Я сидел и прощался с Настей — первой девушкой, с которой испытал нечто, так похожее на любовь. И вот она умерла, а я сижу с ней рядом и ничего не могу сделать, потому что ничего не умею. Она была права, называя меня тупицей. Если бы был умнее, давно бы что-нибудь придумал…
Как только мои мысли потекли в этом направлении, так у меня сразу появилась идея, которая показалась сначала очень глупой. Я подумал о том, что если девушку поместить в лечебную грязь, то она ее оживит.
А может, и не очень глупая мысль. Кто ее знает, эту лечебную грязь? Она меня не раз с того света вытаскивала. Все раны залечивала, без нее давно бы умер. Да и читал где-то, что человек умирает не сразу: не меньше трех суток проходит, пока умирает последняя клетка мозга, а последняя клетка тела умирает только через сорок дней…

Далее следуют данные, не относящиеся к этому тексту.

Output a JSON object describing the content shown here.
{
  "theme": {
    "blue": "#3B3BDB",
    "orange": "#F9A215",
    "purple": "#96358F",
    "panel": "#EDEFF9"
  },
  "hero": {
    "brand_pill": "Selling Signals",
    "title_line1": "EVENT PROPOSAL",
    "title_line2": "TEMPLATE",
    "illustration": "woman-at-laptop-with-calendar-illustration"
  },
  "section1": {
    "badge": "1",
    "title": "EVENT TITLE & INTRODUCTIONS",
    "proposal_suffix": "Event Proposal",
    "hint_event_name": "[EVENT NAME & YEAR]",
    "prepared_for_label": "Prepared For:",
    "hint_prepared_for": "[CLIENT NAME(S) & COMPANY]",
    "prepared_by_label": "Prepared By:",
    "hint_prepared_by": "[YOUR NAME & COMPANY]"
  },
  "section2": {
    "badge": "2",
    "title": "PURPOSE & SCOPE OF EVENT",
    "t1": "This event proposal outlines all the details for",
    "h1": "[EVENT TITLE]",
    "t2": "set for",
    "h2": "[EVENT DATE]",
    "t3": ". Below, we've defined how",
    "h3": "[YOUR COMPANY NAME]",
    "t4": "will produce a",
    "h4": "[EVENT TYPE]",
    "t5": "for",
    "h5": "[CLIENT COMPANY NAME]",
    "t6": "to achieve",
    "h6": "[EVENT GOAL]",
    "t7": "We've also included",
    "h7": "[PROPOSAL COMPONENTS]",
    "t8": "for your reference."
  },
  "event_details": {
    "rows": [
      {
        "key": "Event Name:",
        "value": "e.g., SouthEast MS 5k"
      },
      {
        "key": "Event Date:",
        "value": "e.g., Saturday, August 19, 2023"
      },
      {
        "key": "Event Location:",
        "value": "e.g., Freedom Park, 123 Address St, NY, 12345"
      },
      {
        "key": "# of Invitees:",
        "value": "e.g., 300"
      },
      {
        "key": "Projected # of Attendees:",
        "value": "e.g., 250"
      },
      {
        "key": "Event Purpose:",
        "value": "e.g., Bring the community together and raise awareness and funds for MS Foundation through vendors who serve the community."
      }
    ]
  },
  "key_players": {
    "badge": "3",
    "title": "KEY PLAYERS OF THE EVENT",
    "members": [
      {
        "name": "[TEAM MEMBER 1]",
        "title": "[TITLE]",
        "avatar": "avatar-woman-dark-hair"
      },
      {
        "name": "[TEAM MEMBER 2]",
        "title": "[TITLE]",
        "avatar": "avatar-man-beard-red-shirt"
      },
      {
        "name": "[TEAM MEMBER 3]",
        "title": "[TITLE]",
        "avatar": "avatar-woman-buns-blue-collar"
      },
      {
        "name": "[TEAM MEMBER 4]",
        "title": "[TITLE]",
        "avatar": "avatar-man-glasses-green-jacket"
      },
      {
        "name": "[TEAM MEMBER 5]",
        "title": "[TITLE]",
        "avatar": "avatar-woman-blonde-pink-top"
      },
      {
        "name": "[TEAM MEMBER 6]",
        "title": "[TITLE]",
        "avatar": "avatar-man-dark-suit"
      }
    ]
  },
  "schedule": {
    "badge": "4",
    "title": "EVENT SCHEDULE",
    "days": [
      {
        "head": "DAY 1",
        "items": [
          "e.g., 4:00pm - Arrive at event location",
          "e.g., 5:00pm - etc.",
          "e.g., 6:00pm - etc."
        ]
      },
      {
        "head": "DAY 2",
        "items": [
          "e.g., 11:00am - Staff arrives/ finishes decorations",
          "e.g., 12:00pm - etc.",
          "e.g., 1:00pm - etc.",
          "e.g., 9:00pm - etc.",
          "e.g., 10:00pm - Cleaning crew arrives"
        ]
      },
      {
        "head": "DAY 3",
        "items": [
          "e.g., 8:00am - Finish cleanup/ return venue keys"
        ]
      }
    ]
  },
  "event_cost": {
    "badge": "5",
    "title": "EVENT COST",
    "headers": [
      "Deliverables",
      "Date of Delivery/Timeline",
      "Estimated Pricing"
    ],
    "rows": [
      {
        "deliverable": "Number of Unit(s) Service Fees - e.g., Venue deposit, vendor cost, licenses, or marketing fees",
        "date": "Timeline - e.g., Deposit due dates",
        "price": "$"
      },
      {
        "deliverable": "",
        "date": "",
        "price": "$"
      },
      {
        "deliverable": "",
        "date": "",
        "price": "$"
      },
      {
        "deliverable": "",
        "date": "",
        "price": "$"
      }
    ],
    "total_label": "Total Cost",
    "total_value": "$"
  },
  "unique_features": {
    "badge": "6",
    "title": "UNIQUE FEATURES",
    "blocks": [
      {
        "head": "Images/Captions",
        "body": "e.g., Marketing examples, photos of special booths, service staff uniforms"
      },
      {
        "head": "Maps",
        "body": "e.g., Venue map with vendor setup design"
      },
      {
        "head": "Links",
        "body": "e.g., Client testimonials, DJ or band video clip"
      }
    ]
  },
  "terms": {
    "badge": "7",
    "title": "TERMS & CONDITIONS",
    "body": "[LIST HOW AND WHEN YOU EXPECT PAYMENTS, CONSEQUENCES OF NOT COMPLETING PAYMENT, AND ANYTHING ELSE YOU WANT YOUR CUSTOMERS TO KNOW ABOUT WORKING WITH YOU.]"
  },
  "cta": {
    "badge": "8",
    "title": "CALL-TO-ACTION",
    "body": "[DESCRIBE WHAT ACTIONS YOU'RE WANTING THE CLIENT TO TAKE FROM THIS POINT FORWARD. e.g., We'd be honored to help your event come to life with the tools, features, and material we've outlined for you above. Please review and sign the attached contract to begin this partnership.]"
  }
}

Если это правда, то у меня есть шанс ее оживить. Даже если часть клеток мозга погибла, лечебная грязь их восстановит.
Тут главное — дотащить девушку до этой грязи, профессор поможет…
Я попробовал встать, это удалось далеко не с первой попытки, а только с пятой — тело все еще болело и не хотело двигаться. Долго стоял, держась за камень, привыкая к новому состоянию и учась заново держать равновесие. Когда почувствовал, что смогу идти, одним рывком взвалил Настю себе на плечи и потащился к подъему, жалея заранее самого себя.
Подниматься здесь и без девушки нелегко, а с ней будет совсем невозможно. Сорвусь, разобьюсь, погибну… Я же не Геракл, мышцы у меня не стальные тросы, да и болит все тело от этого жуткого лабиринта, самому бы выжить, а не других спасать…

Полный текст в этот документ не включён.